Reversible debugging is the ability to use a debugger to step an application backward as well as forward. Familiar debugger operations to step the debuggee line-by-line, into, out-of or over functions calls are agumented with reverse counterparts: e.g. step back line-by-line or out of a function to its call-site.
Reversible debugging is a game-changing technology for software development. It is an unpalatable truth that debugging dominates software development. Not only do developers spend the vast majority of their time debugging, but the unpredictability of bugs makes managing software projects a thankless task.

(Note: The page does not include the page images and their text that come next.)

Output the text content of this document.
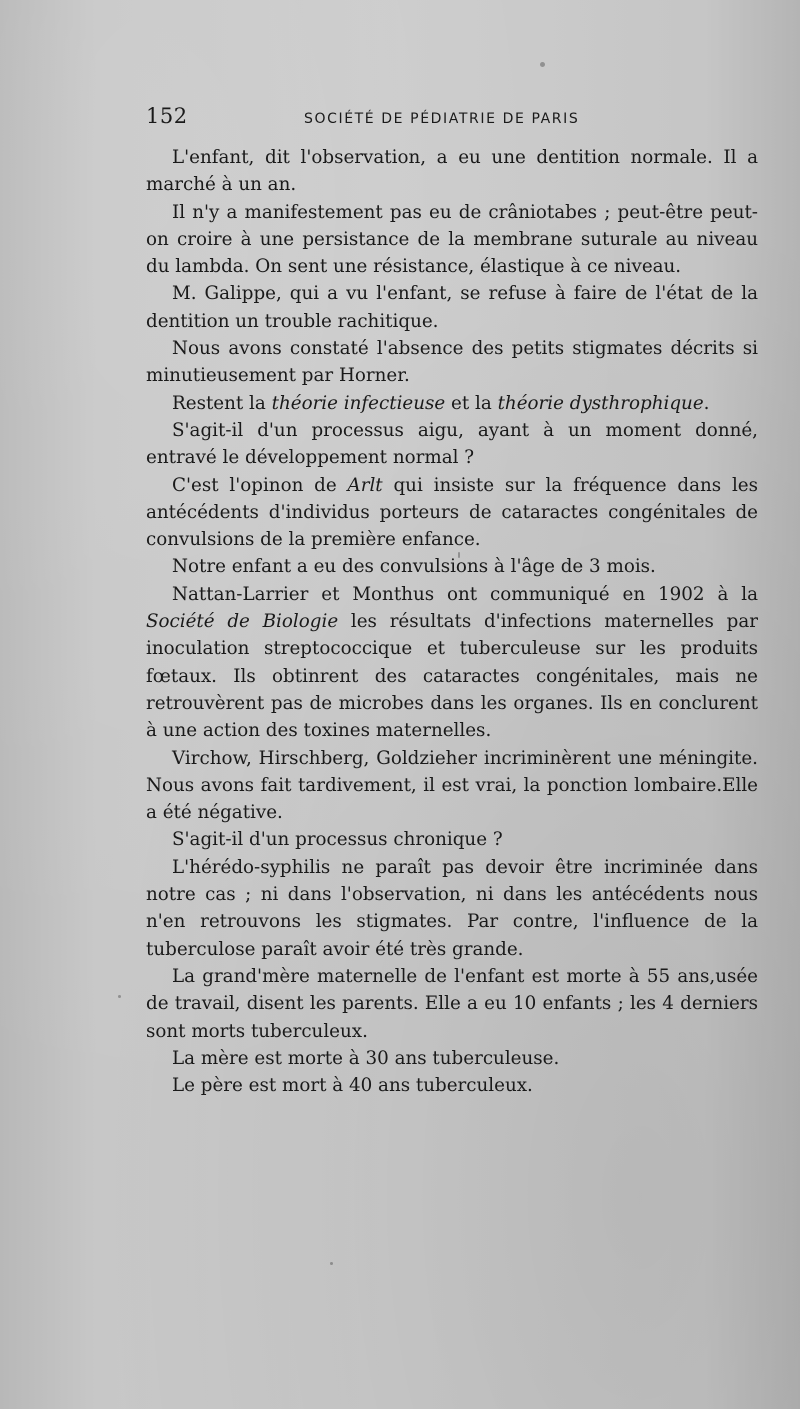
152	SOCIÉTÉ DE PÉDIATRIE DE PARIS

L'enfant, dit l'observation, a eu une dentition normale. Il a marché à un an.

Il n'y a manifestement pas eu de crâniotabes ; peut-être peut-on croire à une persistance de la membrane suturale au niveau du lambda. On sent une résistance, élastique à ce niveau.

M. Galippe, qui a vu l'enfant, se refuse à faire de l'état de la dentition un trouble rachitique.

Nous avons constaté l'absence des petits stigmates décrits si minutieusement par Horner.

Restent la théorie infectieuse et la théorie dysthrophique.

S'agit-il d'un processus aigu, ayant à un moment donné, entravé le développement normal ?

C'est l'opinon de Arlt qui insiste sur la fréquence dans les antécédents d'individus porteurs de cataractes congénitales de convulsions de la première enfance.

Notre enfant a eu des convulsions à l'âge de 3 mois.

Nattan-Larrier et Monthus ont communiqué en 1902 à la Société de Biologie les résultats d'infections maternelles par inoculation streptococcique et tuberculeuse sur les produits fœtaux. Ils obtinrent des cataractes congénitales, mais ne retrouvèrent pas de microbes dans les organes. Ils en conclurent à une action des toxines maternelles.

Virchow, Hirschberg, Goldzieher incriminèrent une méningite. Nous avons fait tardivement, il est vrai, la ponction lombaire.Elle a été négative.

S'agit-il d'un processus chronique ?

L'hérédo-syphilis ne paraît pas devoir être incriminée dans notre cas ; ni dans l'observation, ni dans les antécédents nous n'en retrouvons les stigmates. Par contre, l'influence de la tuberculose paraît avoir été très grande.

La grand'mère maternelle de l'enfant est morte à 55 ans,usée de travail, disent les parents. Elle a eu 10 enfants ; les 4 derniers sont morts tuberculeux.

La mère est morte à 30 ans tuberculeuse.

Le père est mort à 40 ans tuberculeux.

Debugging is like solving a murder mystery: the developer must think backwards to work out what went wrong. A reversible debugger is to a developer as CCTV footage of the murder scene is to a detective. Bugs that would have taken weeks to solve can now be solved in minutes.
Read more about reversible debugging.
UndoDB was the first commercially-available reversible debugger for programs running "native" code. We defined the technology and UndoDB continues to represent the state-of-the-art.

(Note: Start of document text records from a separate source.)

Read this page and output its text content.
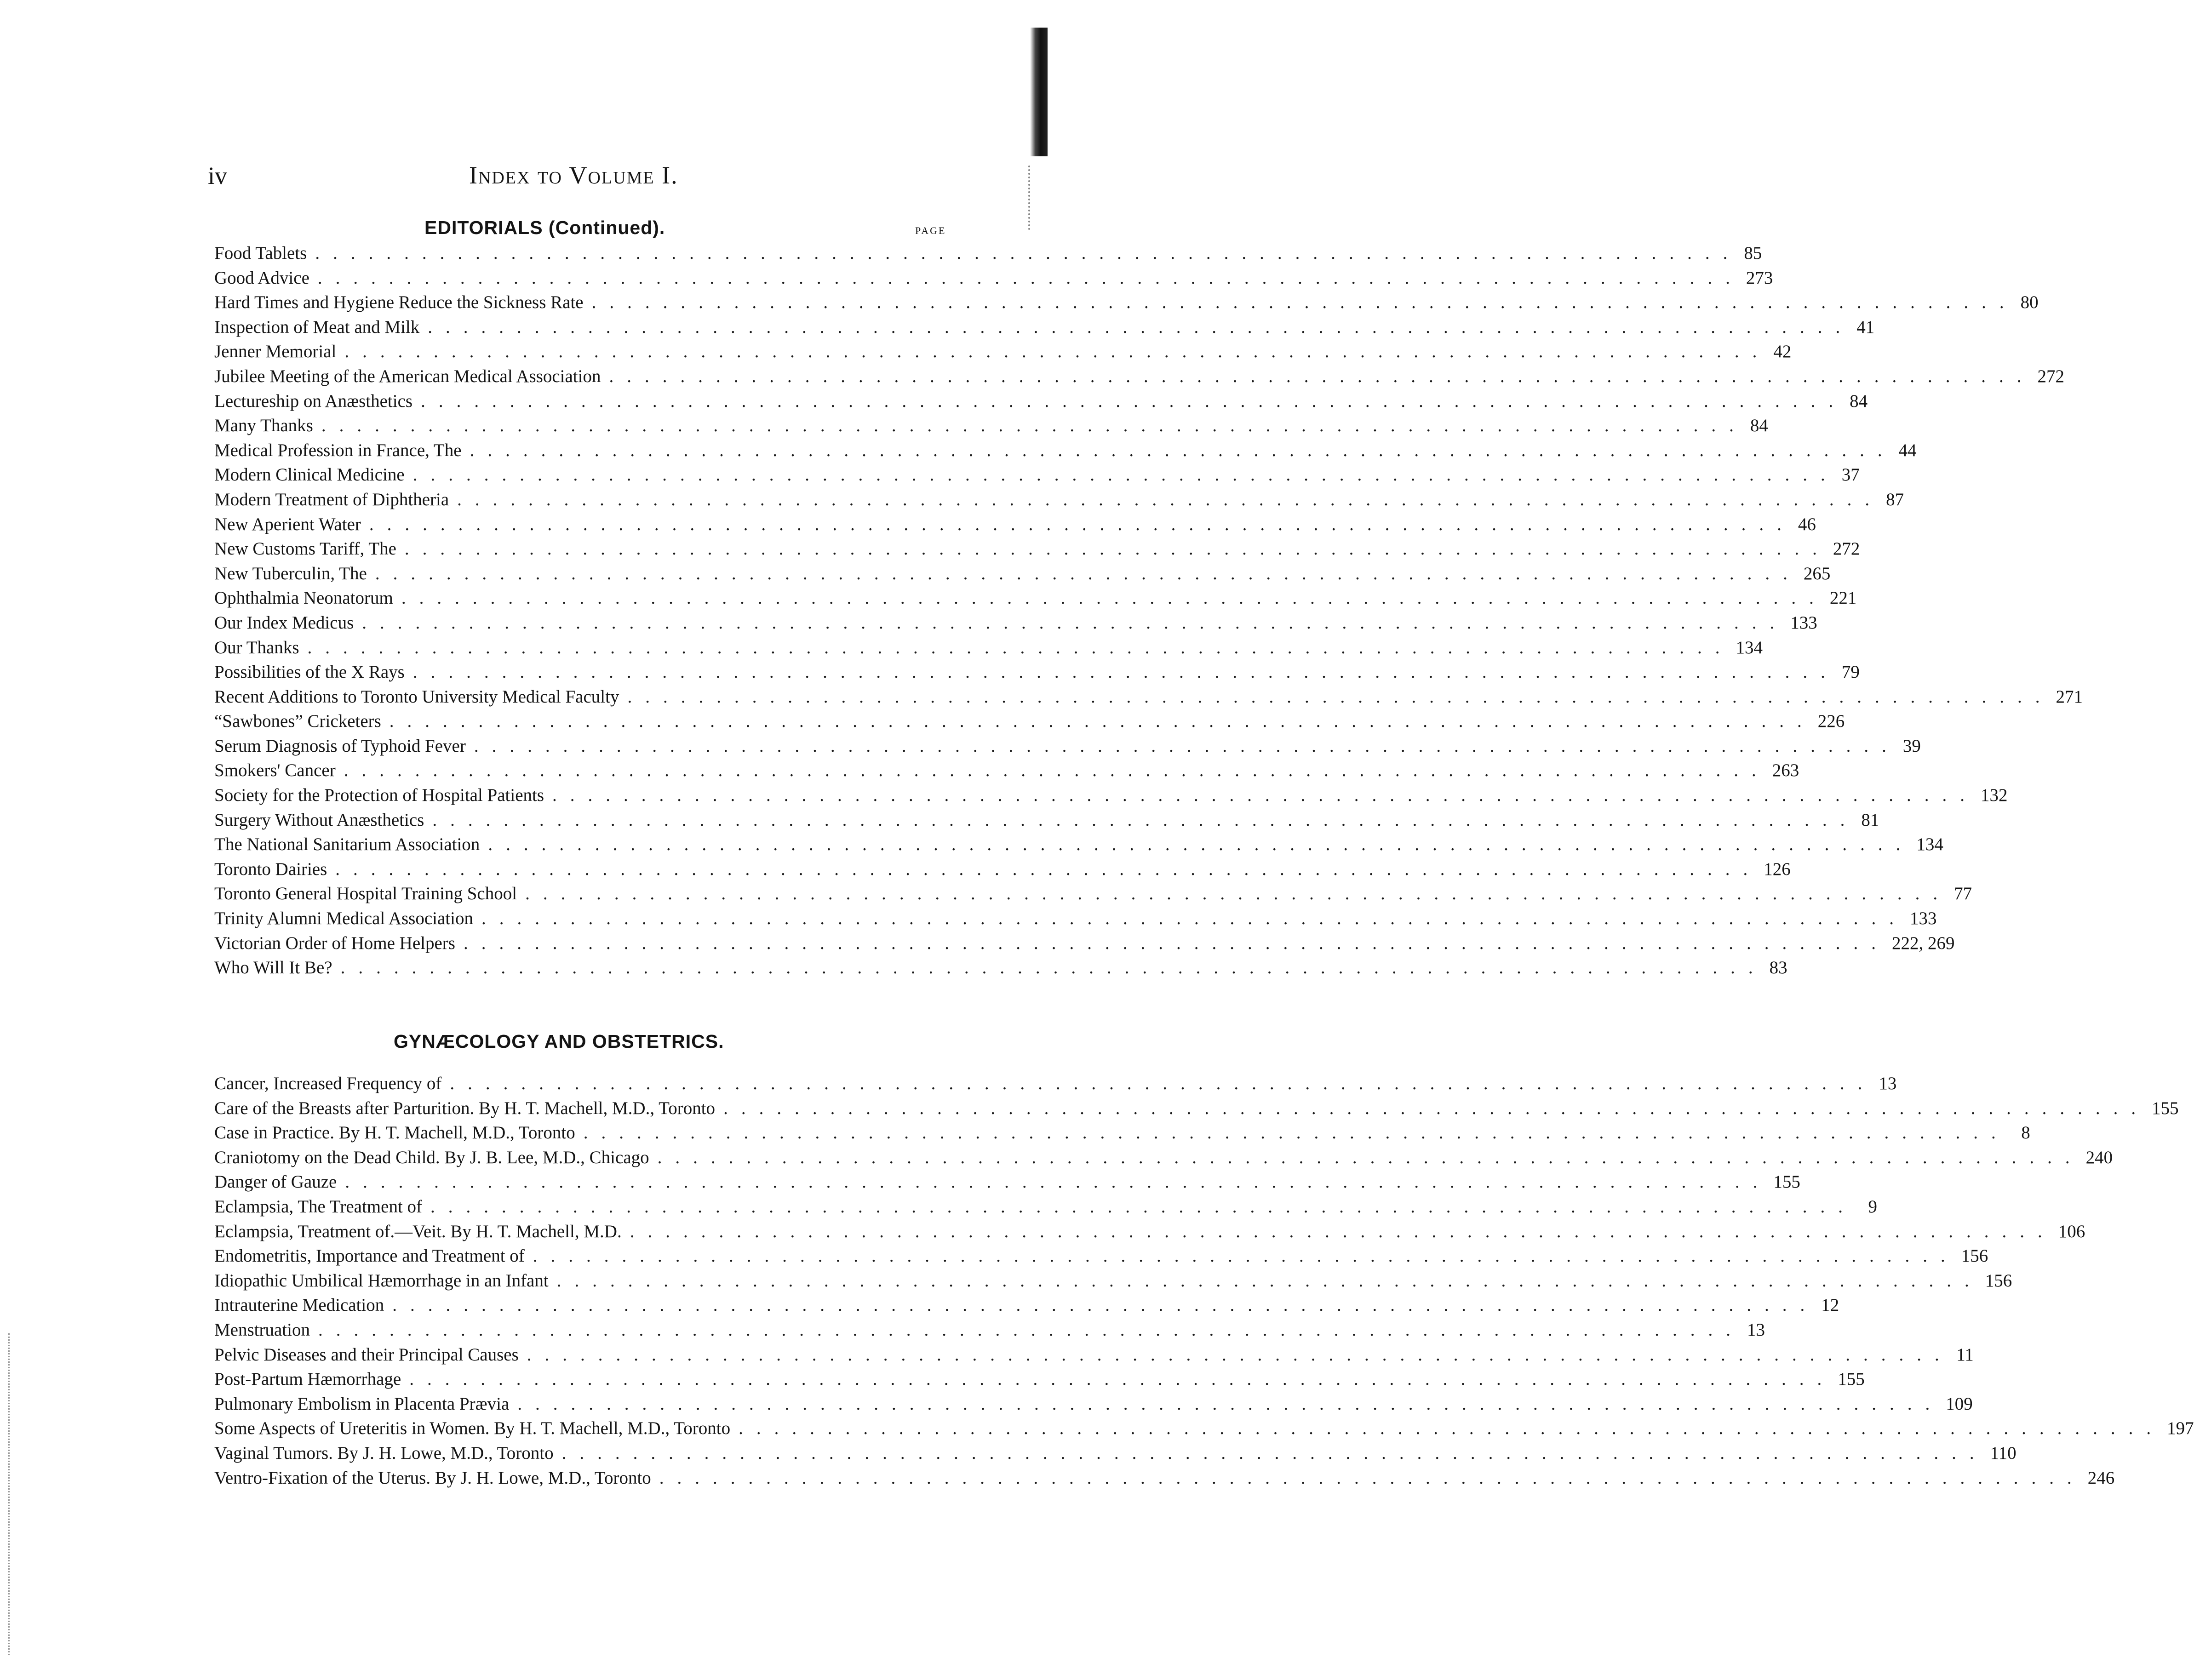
iv	Index to Volume I.
EDITORIALS (Continued).	PAGE
Food Tablets ................................................................................ 85
Good Advice ................................................................................ 273
Hard Times and Hygiene Reduce the Sickness Rate ................................................................................ 80
Inspection of Meat and Milk ................................................................................ 41
Jenner Memorial ................................................................................ 42
Jubilee Meeting of the American Medical Association ................................................................................ 272
Lectureship on Anæsthetics ................................................................................ 84
Many Thanks ................................................................................ 84
Medical Profession in France, The ................................................................................ 44
Modern Clinical Medicine ................................................................................ 37
Modern Treatment of Diphtheria ................................................................................ 87
New Aperient Water ................................................................................ 46
New Customs Tariff, The ................................................................................ 272
New Tuberculin, The ................................................................................ 265
Ophthalmia Neonatorum ................................................................................ 221
Our Index Medicus ................................................................................ 133
Our Thanks ................................................................................ 134
Possibilities of the X Rays ................................................................................ 79
Recent Additions to Toronto University Medical Faculty ................................................................................ 271
“Sawbones” Cricketers ................................................................................ 226
Serum Diagnosis of Typhoid Fever ................................................................................ 39
Smokers' Cancer ................................................................................ 263
Society for the Protection of Hospital Patients ................................................................................ 132
Surgery Without Anæsthetics ................................................................................ 81
The National Sanitarium Association ................................................................................ 134
Toronto Dairies ................................................................................ 126
Toronto General Hospital Training School ................................................................................ 77
Trinity Alumni Medical Association ................................................................................ 133
Victorian Order of Home Helpers ................................................................................ 222, 269
Who Will It Be? ................................................................................ 83
GYNÆCOLOGY AND OBSTETRICS.
Cancer, Increased Frequency of ................................................................................ 13
Care of the Breasts after Parturition. By H. T. Machell, M.D., Toronto ................................................................................ 155
Case in Practice. By H. T. Machell, M.D., Toronto ................................................................................ 8
Craniotomy on the Dead Child. By J. B. Lee, M.D., Chicago ................................................................................ 240
Danger of Gauze ................................................................................ 155
Eclampsia, The Treatment of ................................................................................ 9
Eclampsia, Treatment of.—Veit. By H. T. Machell, M.D. ................................................................................ 106
Endometritis, Importance and Treatment of ................................................................................ 156
Idiopathic Umbilical Hæmorrhage in an Infant ................................................................................ 156
Intrauterine Medication ................................................................................ 12
Menstruation ................................................................................ 13
Pelvic Diseases and their Principal Causes ................................................................................ 11
Post-Partum Hæmorrhage ................................................................................ 155
Pulmonary Embolism in Placenta Prævia ................................................................................ 109
Some Aspects of Ureteritis in Women. By H. T. Machell, M.D., Toronto ................................................................................ 197
Vaginal Tumors. By J. H. Lowe, M.D., Toronto ................................................................................ 110
Ventro-Fixation of the Uterus. By J. H. Lowe, M.D., Toronto ................................................................................ 246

UndoDB's "snapshot-and-replay" technique stores periodic copy-on-write snapshots of the application and only non-deterministic inputs (system calls, thread-switches, shared memory reads, etc). This means a typical CPU-intensive application can run with just 1.7x slow-down compared to native execution, and IO bound applications at close to native speed. Memory requirements are also comparatively very low.
Almost any application can be debugged, including applications that use threads, signals, and/or shared memory. Applications using custom system libraries (e.g. malloc or threading) are supported. We even support applications that directly access hardware (e.g. openGL or Infiniband). UndoDB brings reversible debugging to complex, real-world applications. In short, it's reversible debugging that really works.